Tash’s shows create a fun filled environment that is credited by her laid-back style and rhythmic grooves. “When I’m playing, I go within myself” she speaks in the same interview. Losing herself in the music is what fills her most with happiness and hiding the crazy faces and motions of that element is something that she never fails to show. There’s no single box to put a check on as to what specific genre Tash Sultana is considered, but her musical style is distinctive and as a whole contains segments of psychedelic rock, indie, reggae, and even a flavor of jazz. Almost every note in her songs bounces and reverberates across a room. Her influences range from classical to R&B and some artists that have influenced her musical fusion are, to name a few, legendary guitarist and singer Jimmy Hendrix and our soulful R&B sister Erykah Badu. You can hear these styles throughout her discography and more specifically on her newly released album Flow State. Flow in this context accurately describes the overall vibe of the album with each song transitioning into the next like water traveling down a river.

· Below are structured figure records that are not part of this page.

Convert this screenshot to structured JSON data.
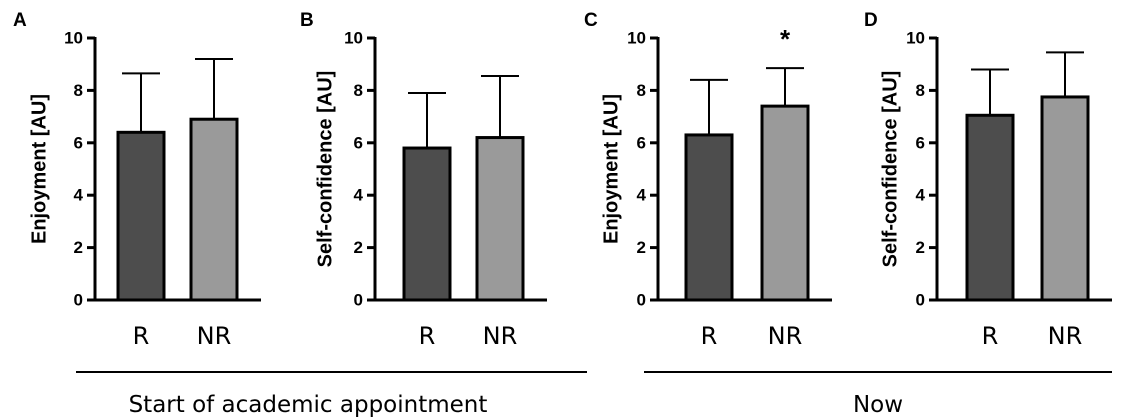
{
  "chart_data": [
    {
      "panel": "A",
      "type": "bar",
      "categories": [
        "R",
        "NR"
      ],
      "values": [
        6.4,
        6.9
      ],
      "error_upper": [
        8.65,
        9.2
      ],
      "ylabel": "Enjoyment [AU]",
      "ylim": [
        0,
        10
      ],
      "yticks": [
        0,
        2,
        4,
        6,
        8,
        10
      ],
      "colors": [
        "#4d4d4d",
        "#9a9a9a"
      ],
      "significance": [
        "",
        ""
      ],
      "grid": false
    },
    {
      "panel": "B",
      "type": "bar",
      "categories": [
        "R",
        "NR"
      ],
      "values": [
        5.8,
        6.2
      ],
      "error_upper": [
        7.9,
        8.55
      ],
      "ylabel": "Self-confidence [AU]",
      "ylim": [
        0,
        10
      ],
      "yticks": [
        0,
        2,
        4,
        6,
        8,
        10
      ],
      "colors": [
        "#4d4d4d",
        "#9a9a9a"
      ],
      "significance": [
        "",
        ""
      ],
      "grid": false
    },
    {
      "panel": "C",
      "type": "bar",
      "categories": [
        "R",
        "NR"
      ],
      "values": [
        6.3,
        7.4
      ],
      "error_upper": [
        8.4,
        8.85
      ],
      "ylabel": "Enjoyment [AU]",
      "ylim": [
        0,
        10
      ],
      "yticks": [
        0,
        2,
        4,
        6,
        8,
        10
      ],
      "colors": [
        "#4d4d4d",
        "#9a9a9a"
      ],
      "significance": [
        "",
        "*"
      ],
      "grid": false
    },
    {
      "panel": "D",
      "type": "bar",
      "categories": [
        "R",
        "NR"
      ],
      "values": [
        7.05,
        7.75
      ],
      "error_upper": [
        8.8,
        9.45
      ],
      "ylabel": "Self-confidence [AU]",
      "ylim": [
        0,
        10
      ],
      "yticks": [
        0,
        2,
        4,
        6,
        8,
        10
      ],
      "colors": [
        "#4d4d4d",
        "#9a9a9a"
      ],
      "significance": [
        "",
        ""
      ],
      "grid": false
    }
  ],
  "groups": [
    {
      "label": "Start of academic appointment",
      "panels": [
        "A",
        "B"
      ]
    },
    {
      "label": "Now",
      "panels": [
        "C",
        "D"
      ]
    }
  ]
}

But what does “Flow State” really signify? In an interview filmed earlier this year back in August, Tash delivered the explanation behind the idea for the album and what the title signifies. “It was brought onto me by my natural parents and it’s a state of mind that you become when you’re fully immersed into something,you’re really passionate about and lose all sense of time and space and anything around you”. With her backstory of how she came up and that explanation, it is more then appropriate to have named her first debut album as such. Constant growth and mental strength are traits that should be developed through the example that is Tash Sultana, the epitome of resilience. A story as inspiring as hers reflects many of the struggles that we, as humans at times go through in our own lives when things get out of hand. However, it is not the end of the road for us if we merely pursue our passions and follow our calling. We too can rise above the downfalls of life.